Owners’ fury over changed floor plans
Dozens of furious apartment owners in Sydney say huge chunks of the courtyards and rooms promised in their off-the-plan homes have failed to materialise.
At least 35 residents at the Ramsgate Park development in Kogarah, in the city's south, are now considering legal action - with some saying unexpected changes have knocked tens of thousands of dollars off the value of their new homes.
They say their apartments, in some cases, have been rearranged with their city views lost and entire rooms going AWOL from the floor plan, but the developer denies and changes the design, plans or size of lots in its contracts.

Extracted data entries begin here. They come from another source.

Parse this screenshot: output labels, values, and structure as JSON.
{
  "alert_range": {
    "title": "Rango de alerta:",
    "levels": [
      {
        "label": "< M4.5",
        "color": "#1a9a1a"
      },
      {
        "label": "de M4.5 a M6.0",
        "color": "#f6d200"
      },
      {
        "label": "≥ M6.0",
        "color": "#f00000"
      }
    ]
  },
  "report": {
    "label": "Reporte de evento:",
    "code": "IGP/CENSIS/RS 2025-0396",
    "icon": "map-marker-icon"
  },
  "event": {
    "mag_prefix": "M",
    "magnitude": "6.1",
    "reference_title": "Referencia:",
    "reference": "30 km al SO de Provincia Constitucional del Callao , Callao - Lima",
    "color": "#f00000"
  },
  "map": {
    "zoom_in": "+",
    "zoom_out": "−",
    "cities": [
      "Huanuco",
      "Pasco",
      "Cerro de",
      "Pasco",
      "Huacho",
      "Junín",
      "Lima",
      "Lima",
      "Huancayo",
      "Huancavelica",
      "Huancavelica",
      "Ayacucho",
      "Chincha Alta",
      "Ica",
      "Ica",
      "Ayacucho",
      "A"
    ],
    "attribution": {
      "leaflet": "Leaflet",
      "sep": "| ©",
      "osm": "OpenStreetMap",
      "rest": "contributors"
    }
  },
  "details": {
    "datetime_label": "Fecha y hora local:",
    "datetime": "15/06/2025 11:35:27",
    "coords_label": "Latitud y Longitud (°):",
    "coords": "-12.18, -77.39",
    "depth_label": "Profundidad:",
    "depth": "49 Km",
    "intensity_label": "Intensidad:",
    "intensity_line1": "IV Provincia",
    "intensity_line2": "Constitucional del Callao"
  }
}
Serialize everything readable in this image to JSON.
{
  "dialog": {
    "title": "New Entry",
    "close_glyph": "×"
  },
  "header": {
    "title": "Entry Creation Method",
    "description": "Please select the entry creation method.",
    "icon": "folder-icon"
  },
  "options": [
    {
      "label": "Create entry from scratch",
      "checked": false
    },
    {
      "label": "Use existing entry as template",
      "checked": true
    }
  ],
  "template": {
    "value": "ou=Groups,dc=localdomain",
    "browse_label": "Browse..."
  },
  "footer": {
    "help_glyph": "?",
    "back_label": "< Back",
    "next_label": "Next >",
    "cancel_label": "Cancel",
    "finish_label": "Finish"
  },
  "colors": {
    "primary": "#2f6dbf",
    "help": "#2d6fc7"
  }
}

News.com.au has spoken to several owners and residents who say the courtyards they saw in the plans back in 2017 have shrunk substantially.
They said they arrived recently to find the courtyards have been turned into communal areas for the complex, which is made up of approximately 534 apartments across four residential buildings.
One of those who thought he'd made a sound investment was Yang Yang who paid $680,000 for a ground level apartment with a courtyard.
He told news.com.au he specifically bought the Ramsgate home because he wanted to enjoy an outdoor space where he could sit back and enjoy a coffee.
He agreed to buy it from developer JQZ back in 2017, when the floorplan showed that there would be a spacious 35 sqm courtyard.
"I purchased in good faith knowing that JQZ has a good reputation and deliver good quality, trustworthy company," he told news.com.au.
"But at early completion stage in September this year I drove pass the site and saw the shape of my courtyard isn't quite the same as it was on the floor plan."
It was then he asked a JBZ worker to measure the courtyard. He found out his promised 35 sqm courtyard was now less than half that, measuring just 15 sqm.
The rest of the space where his courtyard was supposed to be had become what he calls a "communal nature strip".
When he contacted JQZ, they eventually emailed him back saying that strip was his property and he could remove the plants if he wished.
He said the developer's actions were the most "disgusting, shameless behaviour I have seen in my life".
"(It was) basically saying 'no go away this is your apartment your courtyard and if you don't settle we will apply a penalty'," he said.
Financial manager John Flinn bought a Ramsgate apartment as an investment for his young family's future.
But he has copped it even worse telling news.com.au his 45 sqm courtyard had been reduced to a measly 12 sqm space.
Other residents who have spoken to news.com.au say their apartments are "completely different" to what they were sold two years ago.
Some claimed studies have gone missing, the layout of their apartment had changed and the city views they had been promised failed to materialise.
Mr Flinn told news.com.au he thinks JQZ are "trying to bluff purchasers into accepting the smaller apartments" - but some of the buyers aren't having any of it.
"I have spoken to other purchasers that have had the entire apartment reconfigured and purchasers are not happy," he said.
Now at least 35 of them have clubbed together and they are in talks with solicitors about taking legal action.
They are demanding their contracts are ripped up and their deposits refunded, having rejected JQZ's offers of a 2 per cent discount or a replacement apartment.
There are similar complaints emerging from buyers at Prime towers in Macquarie Park, in the city's north, which is also developed by JQZ.
Apartment owners there have written to Fair Trading accusing JQZ of issuing misleading and deceptive contracts.
Marina Lee, who has bought an apartment there, told The Daily Telegraph: "I'm in the class action, I've lost a study and my balcony has been split into two parts, it's now completely useless. This is not the apartment I agreed to buy."
In a statement to news.com.au, a spokeswoman for JQZ denied there had been any "material change to the design, draft plans or the size of lots, in our contracts".
The spokeswoman said when selling property off the plan, "developers need a degree of
flexibility in the construction of development as in most cases approvals are yet to be obtained and the details of the Council's and consultants requirements are yet to be set".
"Our contracts maintain a right for the buyer to cancel their contract and get their deposit back in a range of circumstances. These promises are in writing and will be honoured," the statement read.
"In respect to the claims that certain lots sizes have changed, in the contracts the parties agree that if the size of the lot has been reduced by 5 per cent or more, the buyer will have a right to cancel their contract and obtain a refund of the deposit."
The spokeswoman said JQZ "has and will continue to abide by its contract with its buyers and with the law", and went on to say purchasers were "using the media as leverage".
"We are proud of our developments and are conscious of the significant investment purchasers have made in our product - we want all of them to be happy and will continue to work with them to address any concerns they have," she said.
A spokeswoman for lawyers Colin Biggers and Paisley confirmed to news.com.au they had spoken with buyers from the Ramsgate complex, but they were not acting on their behalf.